As for your numOfPlayers, you'll probably end up having a collection of players developed somewhere else, in which case that function will be a method on that collection not in the player class.
Ideally, in my opinion at least, an individual player should not really be concerned about the players collection. Therefore a static function such as the one you propose would not be good design.
It is a matter of design, which obviously includes a lot of personal preference.
You really should have a look at the factory design pattern, which is a good way of handling such cases. Here, you could have a
public class PlayerFactory {
private int numPlayers = 0;
public int getNumPlayers() { ... }
public Player makeNewPlayer(...) { ... }
}
that takes care of A) incrementing the player count appropriately.
Depending on your exact use case and code style, you may prefer one variation or another. But it is good to know these patterns and recognize them. And document them. By calling a class SomethingFactory you do hint for other developers that this class follows the factory pattern, for example.
Note that I did not need to use static in above example, assuming that the factory may only be instantiated once. It is common to see the constructor private and instead the class then has a public static final instance only.
You could also call this class Game or Players...
how about you have a List of Players in your game and the number of players is the size of the List.
When you think you should use static for some functionality, don't do it!
Just play along the old rule to never use anything static until you are old and wise and where you perhaps can use it for some very special corner case.
You can create it like this:
Have class Player like you have
Create class Players
class Players
{
private List<Player> players = new List<Players>;
public void AddPlayer(Player pl)
{
this.players.add(pl);
}
public int GetPlayersCount()
{
return this.players.size();
}
}
If you want, you can make this class "static" using Singleton.
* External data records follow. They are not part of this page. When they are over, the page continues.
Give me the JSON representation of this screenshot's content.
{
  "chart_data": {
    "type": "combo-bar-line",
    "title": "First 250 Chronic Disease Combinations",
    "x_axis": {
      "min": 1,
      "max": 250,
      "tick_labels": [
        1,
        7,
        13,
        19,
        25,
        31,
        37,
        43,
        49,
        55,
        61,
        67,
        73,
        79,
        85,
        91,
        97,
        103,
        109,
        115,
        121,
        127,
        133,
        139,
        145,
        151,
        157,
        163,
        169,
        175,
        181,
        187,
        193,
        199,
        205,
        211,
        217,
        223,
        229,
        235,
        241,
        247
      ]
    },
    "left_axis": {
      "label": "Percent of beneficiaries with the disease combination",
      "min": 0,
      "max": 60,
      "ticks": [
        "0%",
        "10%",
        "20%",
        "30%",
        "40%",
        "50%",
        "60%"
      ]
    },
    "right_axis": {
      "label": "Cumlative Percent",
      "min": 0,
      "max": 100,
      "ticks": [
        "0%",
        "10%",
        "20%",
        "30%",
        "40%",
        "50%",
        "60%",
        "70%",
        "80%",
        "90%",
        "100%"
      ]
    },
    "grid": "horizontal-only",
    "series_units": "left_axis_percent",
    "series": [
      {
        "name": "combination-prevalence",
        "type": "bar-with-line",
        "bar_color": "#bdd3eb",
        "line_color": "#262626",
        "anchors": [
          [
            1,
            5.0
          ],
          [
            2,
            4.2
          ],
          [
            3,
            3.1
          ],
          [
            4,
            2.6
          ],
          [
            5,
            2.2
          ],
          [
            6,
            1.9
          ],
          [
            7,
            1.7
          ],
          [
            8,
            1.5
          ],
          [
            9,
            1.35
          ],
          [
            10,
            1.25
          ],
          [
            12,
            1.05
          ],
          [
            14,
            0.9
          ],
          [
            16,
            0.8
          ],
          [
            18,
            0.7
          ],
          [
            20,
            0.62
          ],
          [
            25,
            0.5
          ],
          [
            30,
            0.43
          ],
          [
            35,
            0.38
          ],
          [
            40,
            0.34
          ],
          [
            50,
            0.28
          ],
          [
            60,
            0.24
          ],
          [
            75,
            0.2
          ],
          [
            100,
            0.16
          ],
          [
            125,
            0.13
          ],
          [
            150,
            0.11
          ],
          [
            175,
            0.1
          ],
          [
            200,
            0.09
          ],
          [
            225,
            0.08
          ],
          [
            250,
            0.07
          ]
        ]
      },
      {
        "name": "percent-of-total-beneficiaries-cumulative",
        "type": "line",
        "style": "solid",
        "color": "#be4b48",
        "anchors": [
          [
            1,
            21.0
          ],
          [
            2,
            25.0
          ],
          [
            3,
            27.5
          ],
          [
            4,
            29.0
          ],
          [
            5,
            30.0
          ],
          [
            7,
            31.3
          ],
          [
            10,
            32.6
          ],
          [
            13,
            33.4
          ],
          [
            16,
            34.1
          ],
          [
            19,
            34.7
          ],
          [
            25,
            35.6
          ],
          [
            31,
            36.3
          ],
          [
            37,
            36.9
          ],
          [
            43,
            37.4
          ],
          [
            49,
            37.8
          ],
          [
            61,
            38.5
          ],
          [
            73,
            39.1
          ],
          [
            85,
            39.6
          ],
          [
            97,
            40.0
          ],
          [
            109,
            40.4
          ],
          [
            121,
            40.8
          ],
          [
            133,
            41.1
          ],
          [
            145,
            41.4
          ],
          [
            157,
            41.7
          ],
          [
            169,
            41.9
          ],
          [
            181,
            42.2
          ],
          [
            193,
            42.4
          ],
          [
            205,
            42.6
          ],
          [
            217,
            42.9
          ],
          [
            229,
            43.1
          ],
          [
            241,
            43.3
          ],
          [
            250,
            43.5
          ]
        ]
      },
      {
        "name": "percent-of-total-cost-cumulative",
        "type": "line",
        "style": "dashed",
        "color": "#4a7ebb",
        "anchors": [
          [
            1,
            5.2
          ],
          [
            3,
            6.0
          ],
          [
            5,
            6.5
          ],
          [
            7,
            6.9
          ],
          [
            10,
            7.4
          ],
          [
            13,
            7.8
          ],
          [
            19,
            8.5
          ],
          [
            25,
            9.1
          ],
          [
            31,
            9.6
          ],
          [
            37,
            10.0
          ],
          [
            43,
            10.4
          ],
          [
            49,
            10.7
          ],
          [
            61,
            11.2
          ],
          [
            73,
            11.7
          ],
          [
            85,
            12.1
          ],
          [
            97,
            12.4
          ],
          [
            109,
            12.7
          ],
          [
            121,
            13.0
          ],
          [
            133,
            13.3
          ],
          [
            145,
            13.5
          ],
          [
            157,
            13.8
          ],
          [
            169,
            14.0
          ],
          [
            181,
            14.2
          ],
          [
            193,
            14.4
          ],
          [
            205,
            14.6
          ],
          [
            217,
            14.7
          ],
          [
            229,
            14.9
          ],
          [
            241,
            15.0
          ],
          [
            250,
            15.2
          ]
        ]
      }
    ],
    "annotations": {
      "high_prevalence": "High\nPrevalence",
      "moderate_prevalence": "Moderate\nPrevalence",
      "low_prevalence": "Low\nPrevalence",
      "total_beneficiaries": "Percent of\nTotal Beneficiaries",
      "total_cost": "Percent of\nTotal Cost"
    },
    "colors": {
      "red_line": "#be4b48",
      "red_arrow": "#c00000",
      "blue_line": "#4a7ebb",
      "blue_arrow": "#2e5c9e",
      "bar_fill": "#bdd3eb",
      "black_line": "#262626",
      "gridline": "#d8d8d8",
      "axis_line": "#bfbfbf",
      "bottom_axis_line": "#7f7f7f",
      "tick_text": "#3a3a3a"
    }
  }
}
But try to avoid static classes.
class Players
{
private List<Player> players = new List<Players>;
private static Players instance;
private Players () {};
public static Players getInstance()
{
if (instance == null)
{
instance = new Players ();
}
return instance;
}
public void AddPlayer(Player pl)
{
this.players.add(pl);
}
public int GetPlayersCount()
{
return this.players.size();
}
}
And use it like this
Players players = Players.getInstance();
players.AddPlayer(....)
I would have the list of Players in another class, e.g. Game as you suggested.
Something like
class Game {
private final List<Player> players = new ArrayList<Player>();
public int getNumOfPlayers() {
return players.size();
}
public void addPlayer(final Player player) {
players.add(player);
}
...
You add a player via your instance of Game, game via game.addPlayer(newPlayer), and get the number of players via game.getNumOfPlayers().
The List of players is dynamically allocated.
As for static or not static, I prefer here the non static version, as the players are part of a Game, and one could consider they may be several games - and players would be part of an instance of Game.